1 January 2016 12:38



Nearly 200 Muslim workers have been sacked by a meat-packing plant in the US State of Colorado following a dispute over restrictions on their prayer time.

According to the Council on American-Islamic Relations (CAIR), the Cargill Meat Solutions facility treated 190 of its employees, mostly Somali immigrants, in a “discriminatory manner,” the Reuters reported Thursday.

Jaylani Hussein, a spokesman for CAIR, said the workers objected to new restrictions on their ability to worship on the job, “which they had been granted for a long period of time.”

“All of these employees are good employees (and) don’t have any other issues,” Hussein added, explaining that the dispute was caused by the company’s “misunderstanding on policy changes” regarding workplace prayer.

Meanwhile, Mike Martin, a spokesman for Minneapolis-based Cargill, denied any changes in policy on their part, saying that since 2009 the Fort Morgan plant has designated an on-site “reflection area” for people of all faiths.
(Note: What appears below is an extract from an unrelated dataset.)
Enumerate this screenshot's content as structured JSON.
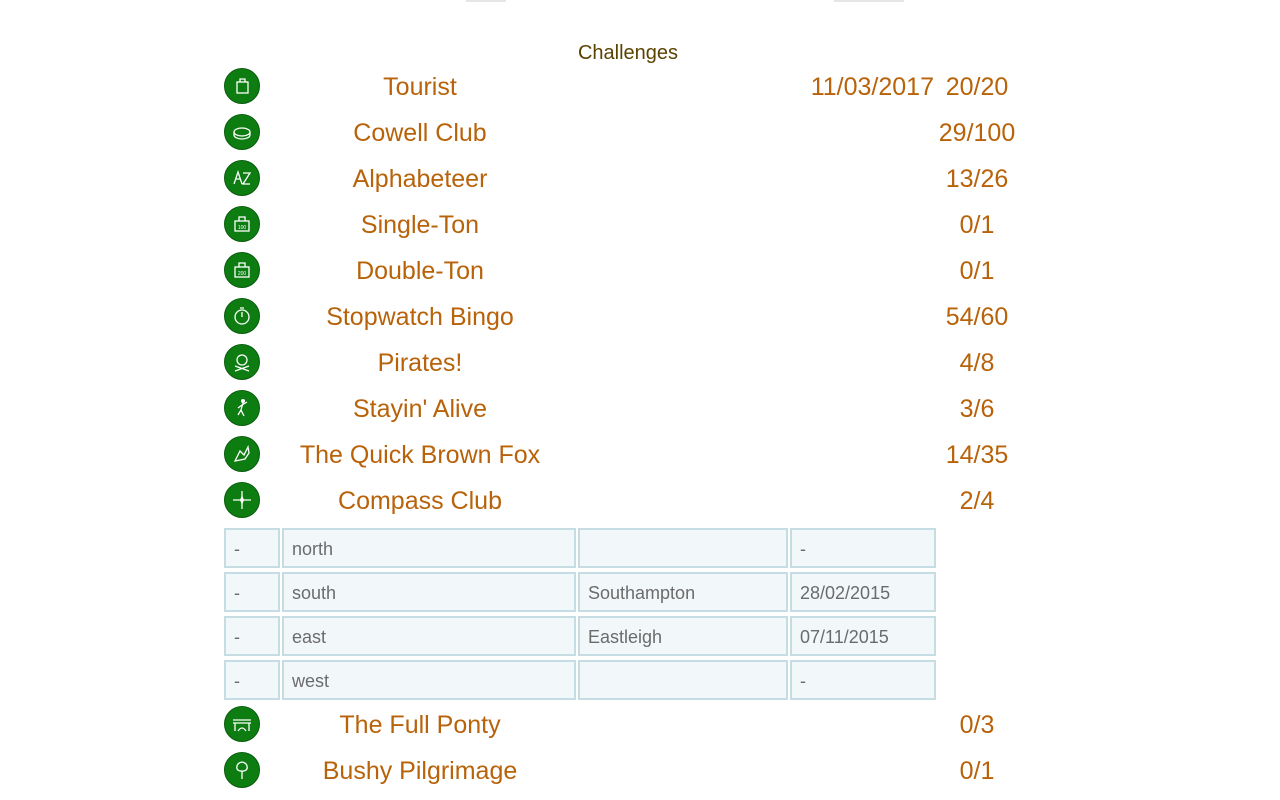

However, he said flexibility on the prayer time is subject to workflow conditions among a variety of other factors. “Cargill makes every reasonable attempt to provide religious accommodations to all employees based on our ability to do so without disruption to our beef-processing business.”


According to Martin, the employees were fired after staging a walkout despite being warned that failing to show up for work on three consecutive days without calling in could jeopardize their employment.

Omar Jamal, executive director of the Somali Human Rights Commission, said there may have been a misunderstanding on the part of Cargill managers because depending on the time of year, Muslims are required to pray at different times during the day.

Jamal said his organization has gotten in touch with Cargill to find a possible solution so that the workers can get their jobs back.

”Hopefully, there can be a clear policy in place that everyone understands that would solve the problem,” he said.

Founded in 1865, Cargill employs 155,000 people in 68 countries and is the largest privately held corporation in the United States in terms of revenue, according to its website.